Mandate =/= to no choice... it mean something that is mandated... and in this case enforced with penalty. That's just like how we ignore the language in the bill that promotes the eventual use of Rrif chips.... and combining that with things that are already mandated could be concerning for most people.
No, you're the one stretching the definition of the word. A mandate is an order, plain and simple. There is no real choice and no exception involved. The "penalty" involved here isn't of the same kind as someone going to jail for committing a crime or being executed for treason/ rejecting royal authority in the old days. Only exaggeration could make the two seem the same.
So people aren't going to be ordered to get this? Making something a requirement and enforcing penalties makes something a De-facto mandate. Is it exaggeration to say that this socalled non-mandate comes with things that could eventually have ur taxes withheld? For it a 'liberal policy it sure is rough on the poor.... so what if a man in 2016 hasn't signed up - should he have to come up w 700 bucks to pay to the feds? That 700 will fukk a poor person over.

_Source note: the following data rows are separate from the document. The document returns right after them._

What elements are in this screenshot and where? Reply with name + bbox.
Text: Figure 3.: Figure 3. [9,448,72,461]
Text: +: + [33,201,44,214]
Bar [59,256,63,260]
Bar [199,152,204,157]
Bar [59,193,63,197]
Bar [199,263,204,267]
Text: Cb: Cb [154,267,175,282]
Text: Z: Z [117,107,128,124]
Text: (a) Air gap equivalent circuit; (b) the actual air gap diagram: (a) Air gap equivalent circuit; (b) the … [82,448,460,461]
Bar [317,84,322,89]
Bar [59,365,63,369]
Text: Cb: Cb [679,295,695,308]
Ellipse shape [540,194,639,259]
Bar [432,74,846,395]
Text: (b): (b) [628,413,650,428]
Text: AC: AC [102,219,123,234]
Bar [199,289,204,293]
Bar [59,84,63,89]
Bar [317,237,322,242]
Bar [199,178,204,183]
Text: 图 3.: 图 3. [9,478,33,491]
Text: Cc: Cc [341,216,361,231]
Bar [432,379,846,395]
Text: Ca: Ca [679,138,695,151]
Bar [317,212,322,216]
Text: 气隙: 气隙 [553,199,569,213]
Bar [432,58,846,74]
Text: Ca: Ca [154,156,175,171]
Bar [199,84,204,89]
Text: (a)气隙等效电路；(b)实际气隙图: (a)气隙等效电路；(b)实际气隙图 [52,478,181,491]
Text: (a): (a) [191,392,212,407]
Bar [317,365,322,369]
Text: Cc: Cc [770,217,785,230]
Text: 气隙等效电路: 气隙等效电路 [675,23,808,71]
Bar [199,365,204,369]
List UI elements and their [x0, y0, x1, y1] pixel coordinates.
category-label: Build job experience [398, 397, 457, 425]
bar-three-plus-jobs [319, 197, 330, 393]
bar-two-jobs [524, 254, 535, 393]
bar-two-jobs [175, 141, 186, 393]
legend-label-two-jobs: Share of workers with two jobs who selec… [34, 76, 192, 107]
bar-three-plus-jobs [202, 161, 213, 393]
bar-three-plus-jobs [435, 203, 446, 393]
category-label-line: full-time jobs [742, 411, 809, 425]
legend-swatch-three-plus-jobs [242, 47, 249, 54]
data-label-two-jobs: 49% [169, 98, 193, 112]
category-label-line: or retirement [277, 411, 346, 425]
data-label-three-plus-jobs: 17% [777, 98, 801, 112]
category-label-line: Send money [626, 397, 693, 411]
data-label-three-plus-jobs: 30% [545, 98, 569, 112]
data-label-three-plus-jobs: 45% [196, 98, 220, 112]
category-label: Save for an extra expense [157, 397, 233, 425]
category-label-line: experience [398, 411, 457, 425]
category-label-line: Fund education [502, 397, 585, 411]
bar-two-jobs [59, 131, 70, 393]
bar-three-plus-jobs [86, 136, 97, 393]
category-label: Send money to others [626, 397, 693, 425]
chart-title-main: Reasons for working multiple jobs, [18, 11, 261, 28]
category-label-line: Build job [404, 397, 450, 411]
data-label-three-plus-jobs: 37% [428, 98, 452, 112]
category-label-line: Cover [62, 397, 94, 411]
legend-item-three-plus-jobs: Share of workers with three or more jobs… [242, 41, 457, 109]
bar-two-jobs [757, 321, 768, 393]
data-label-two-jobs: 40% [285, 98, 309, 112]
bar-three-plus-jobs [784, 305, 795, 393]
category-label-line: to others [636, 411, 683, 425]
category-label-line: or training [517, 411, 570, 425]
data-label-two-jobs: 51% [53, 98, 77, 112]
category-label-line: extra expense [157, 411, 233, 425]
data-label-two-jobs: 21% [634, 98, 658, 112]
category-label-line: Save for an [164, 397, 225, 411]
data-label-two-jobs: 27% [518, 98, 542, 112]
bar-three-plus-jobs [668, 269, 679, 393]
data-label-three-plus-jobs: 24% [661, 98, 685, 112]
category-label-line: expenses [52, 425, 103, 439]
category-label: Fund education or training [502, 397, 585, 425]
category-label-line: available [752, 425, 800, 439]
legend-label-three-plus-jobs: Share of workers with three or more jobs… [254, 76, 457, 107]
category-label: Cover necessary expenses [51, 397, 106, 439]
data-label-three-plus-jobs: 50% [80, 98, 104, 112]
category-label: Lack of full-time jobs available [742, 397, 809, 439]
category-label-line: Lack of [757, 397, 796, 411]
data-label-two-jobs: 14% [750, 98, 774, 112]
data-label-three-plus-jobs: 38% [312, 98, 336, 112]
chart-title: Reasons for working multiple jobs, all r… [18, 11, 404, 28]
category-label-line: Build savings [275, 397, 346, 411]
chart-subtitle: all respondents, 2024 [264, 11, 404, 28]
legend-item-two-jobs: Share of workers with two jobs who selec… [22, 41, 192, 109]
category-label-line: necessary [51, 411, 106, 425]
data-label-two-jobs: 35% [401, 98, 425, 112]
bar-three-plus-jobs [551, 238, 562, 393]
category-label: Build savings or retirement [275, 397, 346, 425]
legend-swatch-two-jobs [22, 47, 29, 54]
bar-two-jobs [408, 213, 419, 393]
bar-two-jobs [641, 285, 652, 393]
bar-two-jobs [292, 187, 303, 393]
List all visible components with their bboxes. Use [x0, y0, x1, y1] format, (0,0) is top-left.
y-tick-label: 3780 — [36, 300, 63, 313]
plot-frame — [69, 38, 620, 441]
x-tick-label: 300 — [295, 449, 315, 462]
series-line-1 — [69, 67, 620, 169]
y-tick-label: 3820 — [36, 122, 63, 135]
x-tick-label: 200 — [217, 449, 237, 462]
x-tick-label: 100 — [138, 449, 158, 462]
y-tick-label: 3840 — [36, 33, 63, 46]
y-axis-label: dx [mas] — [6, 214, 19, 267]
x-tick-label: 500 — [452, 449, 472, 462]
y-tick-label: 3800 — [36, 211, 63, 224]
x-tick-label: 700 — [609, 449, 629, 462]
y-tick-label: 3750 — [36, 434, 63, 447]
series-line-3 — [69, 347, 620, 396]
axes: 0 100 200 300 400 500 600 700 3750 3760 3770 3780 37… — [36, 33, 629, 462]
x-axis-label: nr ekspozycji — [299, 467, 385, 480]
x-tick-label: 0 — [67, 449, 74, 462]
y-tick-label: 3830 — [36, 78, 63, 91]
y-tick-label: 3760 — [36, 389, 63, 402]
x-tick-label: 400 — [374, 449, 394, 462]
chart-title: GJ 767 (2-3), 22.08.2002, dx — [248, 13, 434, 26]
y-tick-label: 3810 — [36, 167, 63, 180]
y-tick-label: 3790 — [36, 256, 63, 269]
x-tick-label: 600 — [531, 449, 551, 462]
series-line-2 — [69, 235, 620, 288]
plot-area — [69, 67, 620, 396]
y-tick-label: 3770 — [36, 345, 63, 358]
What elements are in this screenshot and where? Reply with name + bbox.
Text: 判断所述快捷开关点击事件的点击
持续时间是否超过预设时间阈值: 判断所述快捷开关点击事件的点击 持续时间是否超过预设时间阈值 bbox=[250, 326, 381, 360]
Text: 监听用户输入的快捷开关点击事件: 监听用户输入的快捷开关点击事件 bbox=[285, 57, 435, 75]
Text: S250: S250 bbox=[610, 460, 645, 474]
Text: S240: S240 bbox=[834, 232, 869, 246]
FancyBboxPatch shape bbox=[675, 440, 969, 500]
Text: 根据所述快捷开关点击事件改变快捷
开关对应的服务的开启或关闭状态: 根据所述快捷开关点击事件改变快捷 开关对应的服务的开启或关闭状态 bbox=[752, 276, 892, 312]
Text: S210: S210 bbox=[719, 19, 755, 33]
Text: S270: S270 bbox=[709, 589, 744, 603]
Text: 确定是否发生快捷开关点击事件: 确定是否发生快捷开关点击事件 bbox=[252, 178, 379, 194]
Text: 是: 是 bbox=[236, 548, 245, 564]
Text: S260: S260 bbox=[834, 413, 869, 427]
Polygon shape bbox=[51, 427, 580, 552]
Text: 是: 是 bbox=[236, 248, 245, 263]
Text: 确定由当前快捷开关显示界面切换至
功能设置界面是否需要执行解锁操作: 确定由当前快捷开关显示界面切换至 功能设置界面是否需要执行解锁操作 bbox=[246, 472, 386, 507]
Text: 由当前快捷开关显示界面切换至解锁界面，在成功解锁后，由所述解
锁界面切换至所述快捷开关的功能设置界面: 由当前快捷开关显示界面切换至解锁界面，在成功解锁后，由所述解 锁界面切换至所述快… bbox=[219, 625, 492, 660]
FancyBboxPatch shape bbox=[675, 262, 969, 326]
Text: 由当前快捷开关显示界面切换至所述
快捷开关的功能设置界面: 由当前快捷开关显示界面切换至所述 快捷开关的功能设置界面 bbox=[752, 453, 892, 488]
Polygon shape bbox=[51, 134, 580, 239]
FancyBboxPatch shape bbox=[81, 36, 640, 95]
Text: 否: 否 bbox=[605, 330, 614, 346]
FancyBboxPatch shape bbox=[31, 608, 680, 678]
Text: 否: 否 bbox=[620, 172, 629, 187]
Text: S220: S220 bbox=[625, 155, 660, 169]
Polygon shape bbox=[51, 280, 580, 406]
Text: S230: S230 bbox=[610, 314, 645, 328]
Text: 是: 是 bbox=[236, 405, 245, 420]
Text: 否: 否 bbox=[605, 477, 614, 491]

If it's not a mandate then you should be able to opt out of insurance all together and suffer no penalties.
Plus This is also a pick and choose policy - A Jehovah witness can say his religion prevents him, but a Christian Scientist can't??? What type of big gov bias shyt is that? You don't have to sign up if your Native American, but you do if your black or white?
Realistically, if Indians are exempt black should be as well.
Indeed Broke. But define "progressive policy" because I think you're conflating progressive with a socialized policy which is not necessarily required. Or at least that was the thought process of many Democrats in the 90s and the Massachusetts legislature in the mid 2000s. The fact is, no one knows how a complete overhaul would work in the US, which is why I always endorsed the compromise where medicare would be extended to the most expensive groups of people not yet on medicare. It was going to be for a period of 10 years to monitor it alongside what we have now (got dropped in Congress). My only point is that Democrats who call this a Republican plan to seem less radical and those who call it one to voice their displeasure miss the greater point of whether or not it's a good policy or building block.
I think you're sensible enough to know the genesis of something does not necessarily determine its effect. The only reason I even addressed it is because only @tru_m.a.c and I seem be the only people to ever address where it fails and where it helps on a substantive level as opposed to worrying about a name.